Ahead of today’s announcement that lockdown restrictions will be extended, Baker texted CRG members saying: “It is the sworn duty of all officers to try to escape. If they cannot escape, then it is their sworn duty to cause the enemy to use an inordinate number of troops to guard them, and their sworn duty to harass the enemy to the best of their ability.”

Voters have a right to know who is influencing our politics. It’s time for transparency and openness, to fix the rot and restore faith in politics

Neither the CRG nor the Recovery Alliance appear to have a website, although the CRG has published videos about lockdown on social media.

However, it has been claimed that the Recovery Alliance is an umbrella organisation that brings together lockdown-sceptic MPs with the UsforThem campaign group. Reports say that both groups are being advised by Westminster lobbyist Ed Barker, a former parliamentary candidate for the Conservative Party.

UsForThem has raised thousands of pounds through crowdfunding and called for schools to reopen earlier. It is now campaigning against giving COVID vaccines to children – claiming there are “unknown harms” and that “novel vaccines fast-tracked to market have in the past caused devastating harm”.

The Recovery Alliance has also been linked to a campaign group called Believe In Vaccines, which called on the government to use the vaccine rollout to guarantee “permanent immunity from Covid-related lockdowns and restrictions”.

As well as benefiting from the unregistered Recovery Alliance, the Conservative CRG has received several other donations, made via Baker. In total, they amount to almost £30,000.

The register of MPs’ financial interests shows that this includes a £4,500 donation from a private equity firm called Risk Capital Partners LLP.

The business was co-founded by Luke Johnson, the former chair of Patisserie Valerie, who previously admitted he considered fleeing the country after the café chain uncovered what it called “potentially fraudulent” accounting irregularities. Five people were arrested and questioned in relation to the allegations in 2019.

The CRG has also received £15,000 from Matthew Ferrey, a former senior partner at oil company Vitol, who has donated hundreds of thousands of pounds to the Conservative Party.

‘Giant hole in the sieve’

The Electoral Reform Society has previously warned about unincorporated associations “potentially masking many separate donations through a single entity”, and pointed out that they have “few legal reporting requirements”.

Jess Garland, director of policy and research at the Electoral Reform Society, told openDemocracy: “Unincorporated associations are another giant hole in the sieve that is Britain’s party funding rules, letting ‘dark money’ flood into our political system.

“There is a glaring lack of transparency that only fosters distrust and – often justified – fears over who is secretly steering our political debate.

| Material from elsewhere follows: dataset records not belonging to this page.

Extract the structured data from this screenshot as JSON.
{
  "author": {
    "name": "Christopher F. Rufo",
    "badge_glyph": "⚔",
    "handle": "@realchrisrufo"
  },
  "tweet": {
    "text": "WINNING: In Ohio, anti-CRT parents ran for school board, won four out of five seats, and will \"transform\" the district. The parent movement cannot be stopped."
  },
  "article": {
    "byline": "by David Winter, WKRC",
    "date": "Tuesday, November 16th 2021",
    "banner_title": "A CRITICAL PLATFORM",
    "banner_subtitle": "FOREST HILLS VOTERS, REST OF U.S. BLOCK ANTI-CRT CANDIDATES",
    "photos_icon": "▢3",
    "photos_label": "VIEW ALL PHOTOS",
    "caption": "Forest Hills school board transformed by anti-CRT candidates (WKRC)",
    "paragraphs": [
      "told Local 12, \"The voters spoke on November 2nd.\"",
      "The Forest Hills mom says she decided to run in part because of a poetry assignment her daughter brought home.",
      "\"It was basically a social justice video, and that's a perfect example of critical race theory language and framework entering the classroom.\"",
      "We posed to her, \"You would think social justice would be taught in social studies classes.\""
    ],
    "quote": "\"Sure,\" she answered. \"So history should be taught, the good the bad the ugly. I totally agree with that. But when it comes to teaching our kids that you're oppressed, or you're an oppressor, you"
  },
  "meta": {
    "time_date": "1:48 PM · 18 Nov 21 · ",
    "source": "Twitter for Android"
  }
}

“Voters have a right to know who is influencing our politics. It’s time for transparency and openness, to fix the rot and restore faith in politics.”

Steve Goodrich, head of research and investigations at Transparency International UK, also criticised the role of unincorporated associations in political donations, saying there are “too many dark corners for donors to hide”.

“It is far too easy to evade the rules on donor disclosure through the use of murky unincorporated associations. Despite reforms a decade ago, it is still nearly impossible to learn who is really making political contributions through these secretive clubs.

“To bring dark money out of the shadows we should have greater sight of all political donations worth over £500.”

openDemocracy has contacted Baker for comment.